Tiba-tiba mata Surti tertuju pada tas yang ditenteng teman arisannya. Tas Hermes warna krem yang keren. Mata Surti hampir tidak berhenti menatapnya. Batin Surti bilang, bagus banget tas-nya.

“Mbak, bagus banget tas-nya” tanya Surti sekilas membuka obrolan.

“Iya, ini merek Hermes. Standar yang biasa saya pakai, Bu” jawabnya.

“Itu asli mbak?” tanya Surti lagi polos.

“Asli dong, pegang saja Ini Hermes Kelly. Kulitnya asli dan dilapisi emas, palladium” jawabnya lagi.

“Pasti mahal harganya ya mbak?” kata Surti seolah ingin tahu.

“Aduh kalo harga, tau sendiri deh. Gak enak nyebutnya, nanti didatengin KPK lagi hehe. Yang jelas ratusan juta Bu” tutur Ibu itu dengan bangga, sambil mengangkat alis matanya.

Surti terdiam. Ia tak ingin bertanya lagi. Maklum, Surti awam soal tas mahal. Baginya, semua tas sama saja. Cara berpikir Surti memang beda. Dia tidak melihat tas sebagai simbol status. Tas hanya tempat untuk menyimpan barang yang diperlukan saat bepergian. Itu saja fungsi tas, cukup.

Langit mulai mendung. Surti segera pulang ke rumah. Takut hujan. Dia juga harus menjemput anak pertamanya yang sedang les. Sesampai di rumah Surti terkaget, Tono suaminya sudah di rumah.

“Lho kok, sudah pulang Mas?” tanya Surti.

“Iya Bu, aku kurang enak badan. Jadi izin pulang duluan. Dari mana?” tanya balik Tono

“Aku abis arisan sekolahnya Farah. Dan jemput Fahmi. Maaf ya Mas, baru pulang” kelas Surti.

Maghrib menjelang. Surti mandi. Berdandan untuk menemani suaminya di ruang tenagh. Ngobrol dengan suami, itulah kebiasaan Surti dari sejak menikah dulu.

“Mas, aku bingung, tadi ada orang tua temannya farah yang pakai tas Hermes. Katanya harganya ratusan juta. Kok bisa ya, beli tas saja harganya selangit?” canda Surti.

“Wah hebat kamu Bu. Tau-tauan tas Hermes. Bagi kaum metropolis, tas itu dianggap sebagai simbol status sosial. Bukan hanya produk fashion semata. Padahal, tas Hermes Birkin misalnya, itu dibuat karena curhatan aktris Jane Birkin kepada bos Hermès, Jean-Louis Dumas. Saat itu Jane yang satu pesawat dengan Dumas dibuat repot dengan tasnya. Ketika itu Jane berusaha meletakkan tasnya di bagasi atas kursi namun isinya kemudian tumpah dan berantakan. Kalo alasannya cuma itu, lalu apa hubungannya dengan status sosial?” jelas Tono dengan agak tertawa.

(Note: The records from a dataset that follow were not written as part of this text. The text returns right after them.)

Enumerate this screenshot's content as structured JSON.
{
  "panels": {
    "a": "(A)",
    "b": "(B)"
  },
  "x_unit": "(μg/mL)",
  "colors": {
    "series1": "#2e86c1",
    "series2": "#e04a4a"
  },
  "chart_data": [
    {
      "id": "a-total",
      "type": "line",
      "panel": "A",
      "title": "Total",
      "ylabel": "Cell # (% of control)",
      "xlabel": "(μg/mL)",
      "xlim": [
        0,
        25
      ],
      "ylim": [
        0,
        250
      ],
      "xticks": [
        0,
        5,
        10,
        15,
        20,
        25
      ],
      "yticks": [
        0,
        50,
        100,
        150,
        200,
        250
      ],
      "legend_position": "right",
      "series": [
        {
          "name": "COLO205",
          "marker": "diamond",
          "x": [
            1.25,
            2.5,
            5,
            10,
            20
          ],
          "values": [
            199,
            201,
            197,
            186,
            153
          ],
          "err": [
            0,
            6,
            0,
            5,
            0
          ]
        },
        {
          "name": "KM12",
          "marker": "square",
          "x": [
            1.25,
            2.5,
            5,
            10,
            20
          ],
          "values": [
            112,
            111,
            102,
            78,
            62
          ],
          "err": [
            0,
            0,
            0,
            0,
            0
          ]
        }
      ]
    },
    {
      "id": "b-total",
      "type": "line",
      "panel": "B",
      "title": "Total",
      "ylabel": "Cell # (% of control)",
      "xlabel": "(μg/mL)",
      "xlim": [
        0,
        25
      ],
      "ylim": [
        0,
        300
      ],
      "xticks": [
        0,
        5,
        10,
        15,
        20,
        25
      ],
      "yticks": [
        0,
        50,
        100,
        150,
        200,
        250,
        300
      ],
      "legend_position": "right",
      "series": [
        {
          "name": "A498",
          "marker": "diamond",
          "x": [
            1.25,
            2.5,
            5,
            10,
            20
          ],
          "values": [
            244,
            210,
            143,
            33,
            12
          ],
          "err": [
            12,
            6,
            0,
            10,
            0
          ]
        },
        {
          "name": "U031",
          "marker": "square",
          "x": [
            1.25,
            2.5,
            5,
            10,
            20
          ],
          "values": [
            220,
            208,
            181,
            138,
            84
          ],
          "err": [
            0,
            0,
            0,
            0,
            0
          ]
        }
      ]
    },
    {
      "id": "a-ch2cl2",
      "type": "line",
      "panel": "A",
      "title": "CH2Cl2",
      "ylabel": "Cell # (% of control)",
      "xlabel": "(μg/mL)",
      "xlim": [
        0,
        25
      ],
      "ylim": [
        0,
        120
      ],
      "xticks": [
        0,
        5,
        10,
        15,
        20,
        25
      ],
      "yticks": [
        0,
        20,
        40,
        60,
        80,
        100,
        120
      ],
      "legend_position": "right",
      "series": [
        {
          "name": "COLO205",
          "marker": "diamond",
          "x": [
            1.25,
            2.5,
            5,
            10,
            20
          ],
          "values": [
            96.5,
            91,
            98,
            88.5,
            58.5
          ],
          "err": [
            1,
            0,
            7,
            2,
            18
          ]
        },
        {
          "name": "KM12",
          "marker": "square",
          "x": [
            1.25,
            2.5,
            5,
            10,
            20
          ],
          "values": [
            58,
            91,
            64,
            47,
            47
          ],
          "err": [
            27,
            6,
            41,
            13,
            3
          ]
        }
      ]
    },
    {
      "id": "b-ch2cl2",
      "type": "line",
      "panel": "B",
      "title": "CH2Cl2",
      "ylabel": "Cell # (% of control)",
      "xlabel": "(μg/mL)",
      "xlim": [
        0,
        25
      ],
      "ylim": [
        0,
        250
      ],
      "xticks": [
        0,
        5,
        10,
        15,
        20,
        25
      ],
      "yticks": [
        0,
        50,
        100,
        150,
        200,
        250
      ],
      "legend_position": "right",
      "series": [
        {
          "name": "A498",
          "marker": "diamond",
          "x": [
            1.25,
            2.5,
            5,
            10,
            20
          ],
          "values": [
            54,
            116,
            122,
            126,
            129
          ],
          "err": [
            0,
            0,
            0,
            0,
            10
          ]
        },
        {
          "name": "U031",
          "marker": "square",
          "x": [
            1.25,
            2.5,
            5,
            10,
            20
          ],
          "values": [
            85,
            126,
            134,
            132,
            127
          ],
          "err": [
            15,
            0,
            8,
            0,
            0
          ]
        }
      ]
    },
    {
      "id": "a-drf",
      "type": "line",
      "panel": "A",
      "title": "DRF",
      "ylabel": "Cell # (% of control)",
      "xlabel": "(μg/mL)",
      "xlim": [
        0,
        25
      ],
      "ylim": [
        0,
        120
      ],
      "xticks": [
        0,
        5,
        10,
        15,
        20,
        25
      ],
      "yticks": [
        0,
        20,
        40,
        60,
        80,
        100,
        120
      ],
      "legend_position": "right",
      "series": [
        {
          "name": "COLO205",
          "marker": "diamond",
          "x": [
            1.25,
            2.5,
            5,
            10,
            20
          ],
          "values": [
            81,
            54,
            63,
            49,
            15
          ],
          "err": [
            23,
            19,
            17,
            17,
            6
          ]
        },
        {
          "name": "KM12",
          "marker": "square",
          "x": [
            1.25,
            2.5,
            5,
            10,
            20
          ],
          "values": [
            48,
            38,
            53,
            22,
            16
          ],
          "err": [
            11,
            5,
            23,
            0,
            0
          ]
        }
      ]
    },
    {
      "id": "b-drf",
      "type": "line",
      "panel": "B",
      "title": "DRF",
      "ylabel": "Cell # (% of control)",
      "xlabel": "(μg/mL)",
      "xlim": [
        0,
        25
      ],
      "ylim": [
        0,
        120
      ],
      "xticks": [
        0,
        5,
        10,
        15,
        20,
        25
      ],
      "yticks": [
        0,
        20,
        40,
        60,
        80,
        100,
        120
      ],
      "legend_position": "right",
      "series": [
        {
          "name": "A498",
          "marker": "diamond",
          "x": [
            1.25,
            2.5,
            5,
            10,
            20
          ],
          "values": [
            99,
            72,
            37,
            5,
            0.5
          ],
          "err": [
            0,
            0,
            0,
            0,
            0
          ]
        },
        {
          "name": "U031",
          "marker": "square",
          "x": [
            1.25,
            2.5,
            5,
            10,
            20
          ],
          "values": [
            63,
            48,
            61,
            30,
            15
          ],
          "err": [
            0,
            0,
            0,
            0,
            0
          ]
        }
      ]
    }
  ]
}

“Mungkin itu yang disebut dengan perempuan sosialita kali ya, Mas?” tanya Surti penasaran.

“Ya Bu, itulah yang kita harus hati-hati hidup di kota Jakarta. Ini kota metropolis yang mampu mengubah gaya hidup penghuninya. Termasuk perempuan seperti kamu akan mudah tergilas dengan gaya hidup hedonis, hidup yang mementingkan kesenangan sesaat. Maunya pakai tas bermerek, pakaiannya modis dan seksi. Gadget-nya sangat mumpuni dan canggih” celetuk Tono.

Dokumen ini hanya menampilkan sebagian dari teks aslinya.